George W. Bush, Kamala Harris point to unity after 9/11 in memorial speeches
The chimes of the Bells of Remembrance at the memorial service for the victims in Shanksville, PA was followed Saturday by speech from George W. Bush.
The chimes of the Bells of Remembrance at the memorial service for the victims and heroes of Flight 93 in Shanksville, PA, was followed Saturday by a thunderous speech on a divided nation from former President George W. Bush.
“In the weeks and months following the 9/11 attacks, I was proud to lead an amazing, resilient, united people. When it comes to the unity of America, those days seem distant from our own,” Bush said.
“[Malignant forces seem] at work in our common life that turns every disagreement into an argument, and every argument into a clash of cultures,” the 43rd president said. “So much of our politics has become a naked appeal to anger, fear and resentment. That leaves us worried about our nation and our future together.”
In an apparent reference to the Jan. 6 Capitol insurrection as well as the 9/11 hijackers, the former president offered a warning:
“We have seen growing evidence that the dangers to our country can come not only across borders but from violence that gathers within,” Bush said. “There is little cultural overlap between violent extremists abroad and violent extremists at home. But in their disdain for pluralism, in their disregard for human life, in their determination to defile national symbols — they are children of the same foul spirit, and it is our continuing duty to confront them.
“I come without explanations or solutions,” he continued. “I can only tell you what I’ve seen. On America’s day of trial and grief, I saw millions of people instinctively grab for a neighbor’s hand and rally to the cause of one another. That is the America I know.

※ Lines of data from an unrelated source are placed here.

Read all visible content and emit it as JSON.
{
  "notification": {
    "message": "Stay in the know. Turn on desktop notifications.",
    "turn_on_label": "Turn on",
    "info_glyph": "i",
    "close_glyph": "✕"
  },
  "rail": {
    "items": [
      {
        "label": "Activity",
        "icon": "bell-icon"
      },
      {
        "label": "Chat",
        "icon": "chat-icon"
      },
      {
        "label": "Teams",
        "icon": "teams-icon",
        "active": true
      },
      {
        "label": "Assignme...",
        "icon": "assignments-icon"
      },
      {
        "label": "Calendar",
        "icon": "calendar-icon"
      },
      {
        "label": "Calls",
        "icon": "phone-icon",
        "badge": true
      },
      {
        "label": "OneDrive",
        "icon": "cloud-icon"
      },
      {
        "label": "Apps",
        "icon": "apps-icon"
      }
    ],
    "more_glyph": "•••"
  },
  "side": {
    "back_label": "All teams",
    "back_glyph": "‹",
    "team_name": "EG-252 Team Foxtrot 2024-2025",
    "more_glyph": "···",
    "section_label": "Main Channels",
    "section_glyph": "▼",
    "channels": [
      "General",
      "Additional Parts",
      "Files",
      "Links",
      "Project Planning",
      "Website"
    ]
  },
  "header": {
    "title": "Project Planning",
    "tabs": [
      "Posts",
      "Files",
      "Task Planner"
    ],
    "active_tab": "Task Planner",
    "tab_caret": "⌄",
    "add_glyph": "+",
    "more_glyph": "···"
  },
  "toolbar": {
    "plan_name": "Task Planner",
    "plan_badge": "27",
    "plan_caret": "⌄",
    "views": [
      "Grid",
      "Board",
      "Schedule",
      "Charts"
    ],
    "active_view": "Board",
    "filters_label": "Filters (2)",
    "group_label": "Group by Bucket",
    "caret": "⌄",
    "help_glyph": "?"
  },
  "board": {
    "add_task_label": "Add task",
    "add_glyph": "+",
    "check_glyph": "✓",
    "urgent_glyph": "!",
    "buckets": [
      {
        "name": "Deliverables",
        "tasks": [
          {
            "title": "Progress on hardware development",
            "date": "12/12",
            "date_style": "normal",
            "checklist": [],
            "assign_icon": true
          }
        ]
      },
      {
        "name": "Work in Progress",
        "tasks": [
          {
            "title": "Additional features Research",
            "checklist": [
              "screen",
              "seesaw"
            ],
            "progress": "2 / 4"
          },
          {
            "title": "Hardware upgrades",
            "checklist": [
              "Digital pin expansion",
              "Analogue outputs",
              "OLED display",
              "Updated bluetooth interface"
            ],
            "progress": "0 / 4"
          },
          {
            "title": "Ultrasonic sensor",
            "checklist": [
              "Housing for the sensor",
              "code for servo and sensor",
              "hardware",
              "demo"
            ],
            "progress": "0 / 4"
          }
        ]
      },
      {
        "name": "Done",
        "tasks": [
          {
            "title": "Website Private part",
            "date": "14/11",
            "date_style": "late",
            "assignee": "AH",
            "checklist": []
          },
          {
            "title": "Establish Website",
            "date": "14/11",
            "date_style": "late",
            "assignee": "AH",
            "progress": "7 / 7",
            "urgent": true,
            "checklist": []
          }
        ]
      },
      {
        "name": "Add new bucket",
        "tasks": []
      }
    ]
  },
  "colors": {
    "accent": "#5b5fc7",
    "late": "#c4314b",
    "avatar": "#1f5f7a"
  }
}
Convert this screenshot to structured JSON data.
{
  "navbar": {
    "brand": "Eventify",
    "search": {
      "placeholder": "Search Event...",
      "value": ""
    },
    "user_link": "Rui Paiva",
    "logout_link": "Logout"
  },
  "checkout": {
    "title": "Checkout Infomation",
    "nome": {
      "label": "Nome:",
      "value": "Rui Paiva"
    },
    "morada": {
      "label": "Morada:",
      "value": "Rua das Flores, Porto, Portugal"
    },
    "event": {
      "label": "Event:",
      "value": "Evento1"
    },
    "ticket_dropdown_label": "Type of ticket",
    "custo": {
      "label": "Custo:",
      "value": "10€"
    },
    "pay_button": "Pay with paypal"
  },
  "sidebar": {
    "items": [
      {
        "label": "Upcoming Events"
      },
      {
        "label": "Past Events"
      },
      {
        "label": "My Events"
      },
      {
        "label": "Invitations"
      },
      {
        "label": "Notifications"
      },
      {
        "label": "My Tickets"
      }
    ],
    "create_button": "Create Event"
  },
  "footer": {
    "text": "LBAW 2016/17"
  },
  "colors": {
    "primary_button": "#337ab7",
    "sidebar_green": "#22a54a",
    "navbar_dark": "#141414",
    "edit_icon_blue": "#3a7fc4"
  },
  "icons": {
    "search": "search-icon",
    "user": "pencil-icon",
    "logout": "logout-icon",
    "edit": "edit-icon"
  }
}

“Twenty years ago, terrorists chose a random group of Americans on a routine flight to be collateral damage in a spectacular act of terror. The 33 passengers and seven crew of Flight 93 could have been any group of citizens selected by fate. In a sense, they stood in for us all. The terrorists soon discovered that a random group of Americans is an exceptional group of people.
“This is not mere nostalgia,” Bush insisted. “It is the truest version of ourselves. It is what we have been and what we can be again.